The end of the year is almost upon us. After Little 500, we have “dead week,” finals week, and the great departure. For many, it will be a summer before we return; for seniors, these are the last few weeks in Bloomington. But as these weeks fly by, the work is not at all lessened. To the contrary, there are projects to be finished, papers to be written, and exams to be studied. The walls of Wells are packed to capacity nearly every night.
All of this work means that stress levels are high. This is understandable. One way to alleviate these stress levels is to get lost in a good book. Being able to turn off your mind and enjoy yourself for even a few hours is a great way to relieve some stress after hours of studying. At the same time, however, no one wants to get heavily involved in a story when there are other things that need to be done. This is also understandable. Therefore, a good stress reliever is a contained story deep enough to escape into, but not too deep that it is demanding. Perhaps the perfect solution is a graphic novel!

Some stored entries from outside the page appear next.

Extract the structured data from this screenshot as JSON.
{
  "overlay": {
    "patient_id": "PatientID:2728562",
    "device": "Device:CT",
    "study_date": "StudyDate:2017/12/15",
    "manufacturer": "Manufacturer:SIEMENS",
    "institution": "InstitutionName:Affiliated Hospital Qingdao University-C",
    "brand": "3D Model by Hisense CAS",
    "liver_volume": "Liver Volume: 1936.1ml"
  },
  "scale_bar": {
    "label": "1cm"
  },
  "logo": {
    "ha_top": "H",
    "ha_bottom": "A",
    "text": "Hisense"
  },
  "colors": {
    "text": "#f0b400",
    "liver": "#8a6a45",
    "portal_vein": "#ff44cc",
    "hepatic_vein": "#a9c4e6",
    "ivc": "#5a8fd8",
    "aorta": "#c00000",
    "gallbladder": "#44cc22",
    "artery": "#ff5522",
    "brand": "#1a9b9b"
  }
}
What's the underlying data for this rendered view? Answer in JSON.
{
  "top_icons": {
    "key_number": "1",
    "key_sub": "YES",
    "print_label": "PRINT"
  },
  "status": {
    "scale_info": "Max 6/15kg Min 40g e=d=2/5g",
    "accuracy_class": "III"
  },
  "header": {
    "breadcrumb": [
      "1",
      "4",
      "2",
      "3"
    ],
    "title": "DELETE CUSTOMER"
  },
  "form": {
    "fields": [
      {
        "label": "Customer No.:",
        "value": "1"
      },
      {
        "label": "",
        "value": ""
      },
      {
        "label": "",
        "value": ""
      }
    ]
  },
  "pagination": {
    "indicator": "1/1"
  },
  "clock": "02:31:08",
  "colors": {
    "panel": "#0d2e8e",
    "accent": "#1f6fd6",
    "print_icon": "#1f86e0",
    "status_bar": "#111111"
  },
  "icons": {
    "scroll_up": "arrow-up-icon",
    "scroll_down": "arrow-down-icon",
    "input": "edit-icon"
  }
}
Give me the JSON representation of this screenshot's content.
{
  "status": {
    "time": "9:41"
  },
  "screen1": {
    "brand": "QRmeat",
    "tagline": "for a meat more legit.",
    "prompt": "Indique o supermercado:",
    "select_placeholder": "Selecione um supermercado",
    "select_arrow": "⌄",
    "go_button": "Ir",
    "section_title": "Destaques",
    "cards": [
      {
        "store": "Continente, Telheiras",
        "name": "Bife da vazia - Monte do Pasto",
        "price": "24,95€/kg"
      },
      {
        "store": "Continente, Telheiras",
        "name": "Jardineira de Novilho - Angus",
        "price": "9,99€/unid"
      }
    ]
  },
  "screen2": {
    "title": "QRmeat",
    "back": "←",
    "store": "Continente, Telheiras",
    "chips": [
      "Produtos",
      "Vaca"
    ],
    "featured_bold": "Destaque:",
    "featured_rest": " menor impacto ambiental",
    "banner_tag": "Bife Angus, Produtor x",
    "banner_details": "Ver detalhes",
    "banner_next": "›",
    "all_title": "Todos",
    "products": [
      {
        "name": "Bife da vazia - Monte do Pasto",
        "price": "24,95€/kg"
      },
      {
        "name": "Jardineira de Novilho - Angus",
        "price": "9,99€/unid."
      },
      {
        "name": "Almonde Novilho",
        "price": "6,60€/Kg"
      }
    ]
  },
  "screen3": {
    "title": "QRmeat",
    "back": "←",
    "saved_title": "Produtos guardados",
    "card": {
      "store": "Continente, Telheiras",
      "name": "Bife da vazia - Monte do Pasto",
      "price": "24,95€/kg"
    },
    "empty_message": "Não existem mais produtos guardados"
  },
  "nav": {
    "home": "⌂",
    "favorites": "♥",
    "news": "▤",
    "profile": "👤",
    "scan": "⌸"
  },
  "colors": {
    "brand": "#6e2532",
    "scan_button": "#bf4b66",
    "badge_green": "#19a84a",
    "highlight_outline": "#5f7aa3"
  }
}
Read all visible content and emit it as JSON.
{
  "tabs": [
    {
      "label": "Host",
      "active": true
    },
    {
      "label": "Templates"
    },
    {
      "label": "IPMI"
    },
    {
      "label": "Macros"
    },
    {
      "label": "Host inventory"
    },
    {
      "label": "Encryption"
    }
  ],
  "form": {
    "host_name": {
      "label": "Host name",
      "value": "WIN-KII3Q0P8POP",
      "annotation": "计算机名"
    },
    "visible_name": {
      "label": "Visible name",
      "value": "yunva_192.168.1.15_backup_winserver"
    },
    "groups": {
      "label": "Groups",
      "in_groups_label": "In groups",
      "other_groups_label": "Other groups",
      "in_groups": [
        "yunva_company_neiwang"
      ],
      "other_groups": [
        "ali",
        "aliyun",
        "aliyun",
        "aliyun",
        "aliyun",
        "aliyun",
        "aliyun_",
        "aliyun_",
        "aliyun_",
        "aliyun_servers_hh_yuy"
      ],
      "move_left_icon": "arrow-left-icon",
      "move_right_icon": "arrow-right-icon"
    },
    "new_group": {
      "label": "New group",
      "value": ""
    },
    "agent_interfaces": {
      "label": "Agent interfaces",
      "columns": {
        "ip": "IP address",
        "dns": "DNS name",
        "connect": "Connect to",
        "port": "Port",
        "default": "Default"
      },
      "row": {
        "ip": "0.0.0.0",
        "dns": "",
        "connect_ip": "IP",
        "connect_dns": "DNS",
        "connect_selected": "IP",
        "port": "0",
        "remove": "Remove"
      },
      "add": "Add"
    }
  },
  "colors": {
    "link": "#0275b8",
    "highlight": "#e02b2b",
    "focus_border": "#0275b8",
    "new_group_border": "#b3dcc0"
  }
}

Graphic novels are far from “stories for kids.” Although there are many pictures, the stories can be incredibly exciting for all audiences, including mature adults. Some of the best graphic novels can be read in a single sitting and have the pace of an stimulating TV series. I’ve found myself wanting to read the next volume in a series much like I’m anticipating the next episode of a TV show. I’m currently midway through a series called Fables, and I can’t wait to get the next issue. Since most graphic novels are actually collections of several thirty-page comic books, there can be individual stories as well as arcs spreading over the collection. And you don’t have to look very far in Bloomington to find some!
We have graphic novels in both the Research and Core Collections of Wells Library. As with traditional books, some of the more emotional stories can be found in non-fiction graphic novels. Maus and Persepolis are both impactful memoirs tell biographical stories of important times in history. These are both examples of emotional, but beautiful tales.
As you know, many comics go on to become movies. One of the most famous fictional non-superhero graphic novels is Watchmen, the subject of the 2009 film of the same name. It has been lauded as one of the greatest collections in comic book history. If you are looking for a series, try The Sandman. Authored by Neil Gaiman (American Gods, Coraline), this multi-volume series is a narrative about Morpheus, the god of dreams. It is truly engaging and, personally, I think it would make a great film.
If you are a superhero fan, the library has examples from both DC AND Marvel. Whichever side of the fence you fall on, you can find some classic stories of your favorite superheroes. I recommend Batman: Year One or Marvels as two good entry points into superhero comics. Read into essential lists to dig into more of the characters you enjoy, and check out the Eisner Awards for some of the best in comics.
If you have just an hour or two to kill, consider picking up a graphic novel. They are quick, interesting, and most of all, fun. Wells is not the only place on campus to find them, though; the residence halls at Eigenmann, Collins, Teter, Willkie, Campus View, and Foster all have some on hand. Pick a couple up today, and you’ll find that they’re not just for children. And my guess is that you will find that they are quite addicting!